You are a balding, single, investment banker in his 50's.

You have been exchanging emails with a biotech engineer with a seemingly grand plan.

He is offering to engineer a virus that will kill every non-inoculated man on earth, he only needs a couple Million in funding.

The amount of money you donate to him directly determines the zone of women that will be set aside for you.

You had some qualms about it at first, but you figure that something like this is an eventuality that you might as well survive.

And if this man can make it so you never have to go on another blind date again, it will be worth every cent.

A sentiment you hope your legions of similarly unscrupulous children will agree with.

As you eye your stockpiles of food, you make a mental note to add a "minimum caloric intake" field to your concubine pre-screening form.

Happy I'm Still Stealing Your Premise Day!
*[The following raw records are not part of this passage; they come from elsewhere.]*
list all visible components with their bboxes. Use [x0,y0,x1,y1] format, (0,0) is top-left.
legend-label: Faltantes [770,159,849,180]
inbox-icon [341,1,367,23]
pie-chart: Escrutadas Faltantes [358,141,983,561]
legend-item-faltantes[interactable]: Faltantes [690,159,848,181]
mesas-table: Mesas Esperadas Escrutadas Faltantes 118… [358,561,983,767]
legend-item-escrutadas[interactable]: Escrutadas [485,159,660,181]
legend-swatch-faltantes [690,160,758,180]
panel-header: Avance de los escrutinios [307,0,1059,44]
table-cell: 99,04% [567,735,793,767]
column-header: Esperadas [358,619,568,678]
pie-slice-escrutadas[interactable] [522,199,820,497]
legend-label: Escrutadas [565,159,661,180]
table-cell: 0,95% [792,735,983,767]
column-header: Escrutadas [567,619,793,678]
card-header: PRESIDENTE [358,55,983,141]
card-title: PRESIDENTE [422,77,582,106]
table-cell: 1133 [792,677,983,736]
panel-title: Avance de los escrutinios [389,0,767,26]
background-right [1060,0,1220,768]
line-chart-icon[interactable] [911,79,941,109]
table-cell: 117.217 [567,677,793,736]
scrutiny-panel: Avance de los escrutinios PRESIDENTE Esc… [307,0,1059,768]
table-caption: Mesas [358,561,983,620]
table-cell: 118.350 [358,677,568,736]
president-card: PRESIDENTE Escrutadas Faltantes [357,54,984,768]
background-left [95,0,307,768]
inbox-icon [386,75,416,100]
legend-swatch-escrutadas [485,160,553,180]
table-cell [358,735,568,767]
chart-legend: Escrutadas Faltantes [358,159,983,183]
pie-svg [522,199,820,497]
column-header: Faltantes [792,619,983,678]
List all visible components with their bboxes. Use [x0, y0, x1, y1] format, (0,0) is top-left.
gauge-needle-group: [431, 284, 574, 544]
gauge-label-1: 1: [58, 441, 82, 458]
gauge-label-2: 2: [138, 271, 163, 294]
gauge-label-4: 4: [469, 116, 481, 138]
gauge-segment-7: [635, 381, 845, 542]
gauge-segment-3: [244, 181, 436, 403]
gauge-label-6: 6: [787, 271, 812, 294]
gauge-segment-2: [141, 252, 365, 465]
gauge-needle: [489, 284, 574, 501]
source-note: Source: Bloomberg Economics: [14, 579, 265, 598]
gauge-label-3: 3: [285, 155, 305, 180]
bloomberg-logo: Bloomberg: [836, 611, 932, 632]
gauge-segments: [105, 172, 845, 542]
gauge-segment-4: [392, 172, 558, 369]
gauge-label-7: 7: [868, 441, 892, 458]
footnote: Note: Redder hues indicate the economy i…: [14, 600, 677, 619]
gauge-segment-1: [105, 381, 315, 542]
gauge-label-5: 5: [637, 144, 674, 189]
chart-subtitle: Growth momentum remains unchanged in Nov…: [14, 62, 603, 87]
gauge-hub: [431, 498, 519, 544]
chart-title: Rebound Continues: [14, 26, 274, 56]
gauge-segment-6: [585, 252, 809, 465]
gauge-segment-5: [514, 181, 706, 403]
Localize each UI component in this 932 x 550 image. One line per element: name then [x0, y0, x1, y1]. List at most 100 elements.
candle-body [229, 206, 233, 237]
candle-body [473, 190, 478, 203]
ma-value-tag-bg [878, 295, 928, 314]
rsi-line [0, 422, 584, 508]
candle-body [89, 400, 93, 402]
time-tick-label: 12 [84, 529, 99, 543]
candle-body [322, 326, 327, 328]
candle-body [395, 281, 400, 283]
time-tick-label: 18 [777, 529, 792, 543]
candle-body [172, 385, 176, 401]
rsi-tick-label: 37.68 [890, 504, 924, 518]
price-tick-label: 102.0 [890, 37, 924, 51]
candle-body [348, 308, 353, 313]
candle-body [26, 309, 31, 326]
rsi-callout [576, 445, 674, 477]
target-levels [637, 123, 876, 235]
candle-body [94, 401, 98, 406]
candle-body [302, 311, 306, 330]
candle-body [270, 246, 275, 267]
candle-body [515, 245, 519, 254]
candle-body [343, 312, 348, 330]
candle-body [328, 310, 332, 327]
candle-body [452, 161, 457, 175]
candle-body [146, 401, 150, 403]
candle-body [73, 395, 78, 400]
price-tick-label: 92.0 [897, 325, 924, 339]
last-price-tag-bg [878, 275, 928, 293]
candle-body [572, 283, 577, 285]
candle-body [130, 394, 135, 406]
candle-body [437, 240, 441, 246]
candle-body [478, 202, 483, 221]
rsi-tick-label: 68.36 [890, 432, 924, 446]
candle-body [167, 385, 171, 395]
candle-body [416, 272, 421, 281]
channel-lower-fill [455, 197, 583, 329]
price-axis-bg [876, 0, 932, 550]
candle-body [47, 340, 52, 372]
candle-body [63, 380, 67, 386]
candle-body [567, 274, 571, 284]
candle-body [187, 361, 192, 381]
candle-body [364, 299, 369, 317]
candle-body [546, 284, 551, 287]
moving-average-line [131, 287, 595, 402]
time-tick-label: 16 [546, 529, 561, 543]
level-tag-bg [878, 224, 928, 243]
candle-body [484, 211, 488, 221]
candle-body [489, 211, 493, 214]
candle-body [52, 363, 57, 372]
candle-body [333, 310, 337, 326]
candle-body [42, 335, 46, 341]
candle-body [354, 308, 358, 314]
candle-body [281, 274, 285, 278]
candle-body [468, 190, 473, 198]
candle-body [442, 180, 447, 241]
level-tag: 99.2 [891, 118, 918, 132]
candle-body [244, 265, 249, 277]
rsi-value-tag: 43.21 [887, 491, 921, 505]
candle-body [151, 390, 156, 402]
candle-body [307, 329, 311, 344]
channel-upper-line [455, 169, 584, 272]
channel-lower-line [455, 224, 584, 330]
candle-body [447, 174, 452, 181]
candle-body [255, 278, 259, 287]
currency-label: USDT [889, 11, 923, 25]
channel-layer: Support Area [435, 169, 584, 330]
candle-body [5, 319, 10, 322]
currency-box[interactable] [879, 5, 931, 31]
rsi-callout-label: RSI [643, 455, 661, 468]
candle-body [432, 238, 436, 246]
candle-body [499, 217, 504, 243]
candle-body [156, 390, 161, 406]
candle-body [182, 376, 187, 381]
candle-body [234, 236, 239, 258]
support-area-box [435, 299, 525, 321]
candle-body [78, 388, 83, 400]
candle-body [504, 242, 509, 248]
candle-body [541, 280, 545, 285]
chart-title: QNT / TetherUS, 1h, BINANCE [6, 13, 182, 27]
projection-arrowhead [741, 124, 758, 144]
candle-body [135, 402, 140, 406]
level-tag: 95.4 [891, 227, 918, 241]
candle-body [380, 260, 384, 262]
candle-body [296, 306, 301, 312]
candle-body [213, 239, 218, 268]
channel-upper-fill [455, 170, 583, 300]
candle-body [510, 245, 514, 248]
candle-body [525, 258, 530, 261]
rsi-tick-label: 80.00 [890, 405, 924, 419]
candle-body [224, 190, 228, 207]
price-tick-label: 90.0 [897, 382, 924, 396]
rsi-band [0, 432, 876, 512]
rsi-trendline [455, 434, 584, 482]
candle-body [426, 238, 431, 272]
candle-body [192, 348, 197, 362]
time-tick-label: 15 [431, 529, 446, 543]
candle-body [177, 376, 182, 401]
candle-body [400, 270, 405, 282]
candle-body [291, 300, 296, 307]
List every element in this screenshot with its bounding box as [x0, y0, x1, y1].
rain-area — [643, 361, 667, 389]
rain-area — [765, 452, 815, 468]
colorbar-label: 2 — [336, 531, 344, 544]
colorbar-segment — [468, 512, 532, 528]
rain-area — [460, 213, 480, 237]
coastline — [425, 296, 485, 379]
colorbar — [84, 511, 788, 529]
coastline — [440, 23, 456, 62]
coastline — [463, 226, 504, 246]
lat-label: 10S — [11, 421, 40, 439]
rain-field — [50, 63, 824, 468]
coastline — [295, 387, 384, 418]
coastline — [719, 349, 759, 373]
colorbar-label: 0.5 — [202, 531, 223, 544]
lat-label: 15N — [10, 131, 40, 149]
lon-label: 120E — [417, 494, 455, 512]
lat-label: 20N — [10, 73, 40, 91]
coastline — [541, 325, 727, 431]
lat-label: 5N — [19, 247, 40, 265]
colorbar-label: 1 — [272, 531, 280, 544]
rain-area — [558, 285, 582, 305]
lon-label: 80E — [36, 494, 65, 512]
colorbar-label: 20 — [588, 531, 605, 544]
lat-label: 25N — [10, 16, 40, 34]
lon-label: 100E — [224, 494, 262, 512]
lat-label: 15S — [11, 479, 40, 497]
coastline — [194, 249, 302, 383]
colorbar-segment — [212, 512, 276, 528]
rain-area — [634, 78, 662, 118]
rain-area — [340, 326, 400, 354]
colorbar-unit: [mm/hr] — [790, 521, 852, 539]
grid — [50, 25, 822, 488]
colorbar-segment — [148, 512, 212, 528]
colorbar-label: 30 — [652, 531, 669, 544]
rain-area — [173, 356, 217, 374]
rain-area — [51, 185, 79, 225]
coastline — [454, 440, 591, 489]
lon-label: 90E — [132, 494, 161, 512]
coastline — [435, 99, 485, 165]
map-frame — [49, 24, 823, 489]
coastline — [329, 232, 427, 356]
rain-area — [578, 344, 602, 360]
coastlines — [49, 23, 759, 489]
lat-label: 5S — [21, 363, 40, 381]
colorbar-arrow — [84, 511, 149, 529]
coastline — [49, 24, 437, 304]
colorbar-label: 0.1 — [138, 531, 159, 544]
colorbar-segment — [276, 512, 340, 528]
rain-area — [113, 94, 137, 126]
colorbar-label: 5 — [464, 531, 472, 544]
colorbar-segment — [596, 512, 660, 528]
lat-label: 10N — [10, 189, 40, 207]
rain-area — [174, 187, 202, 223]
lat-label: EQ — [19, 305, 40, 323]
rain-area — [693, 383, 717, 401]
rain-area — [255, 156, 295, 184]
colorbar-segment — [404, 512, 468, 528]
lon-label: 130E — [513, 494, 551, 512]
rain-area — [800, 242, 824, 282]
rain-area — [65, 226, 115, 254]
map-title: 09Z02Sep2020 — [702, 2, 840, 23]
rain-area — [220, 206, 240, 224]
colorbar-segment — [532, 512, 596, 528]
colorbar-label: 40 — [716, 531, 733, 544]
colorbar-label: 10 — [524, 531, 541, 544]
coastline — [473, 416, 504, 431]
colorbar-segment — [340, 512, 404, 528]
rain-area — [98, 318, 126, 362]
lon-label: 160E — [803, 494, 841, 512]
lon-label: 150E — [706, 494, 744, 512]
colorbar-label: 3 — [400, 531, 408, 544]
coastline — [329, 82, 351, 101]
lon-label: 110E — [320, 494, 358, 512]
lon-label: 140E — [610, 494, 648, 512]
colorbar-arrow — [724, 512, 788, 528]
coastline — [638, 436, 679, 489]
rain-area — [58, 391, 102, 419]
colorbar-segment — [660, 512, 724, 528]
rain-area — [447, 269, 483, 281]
Today you came out of the grocery store to find a shopping list under the windshield of your car.

Closer examination reveals it to be the shopping list of a crazy person, as it is a seemingly random collection of products and brands, with lines and arrows circling in an incestuous web.

You let it go, allowing the wind to snatch it, and the list, which comprises the life work of the ex-Secretary of Health, who had discovered a plot by the nation's richest to slowly poison the rest of the populace lest they become immortal like them.

He was being chased by government agents after he escaped the shuttered CIA house where they had been keeping him so that he might be sacrificed in a grand and ceremonial manner as an enduring example to all. Placing the list of tainted items on your car was his last hope of getting the information out.

You close the car door, and consider whether it's safe to drive while eating Pringles.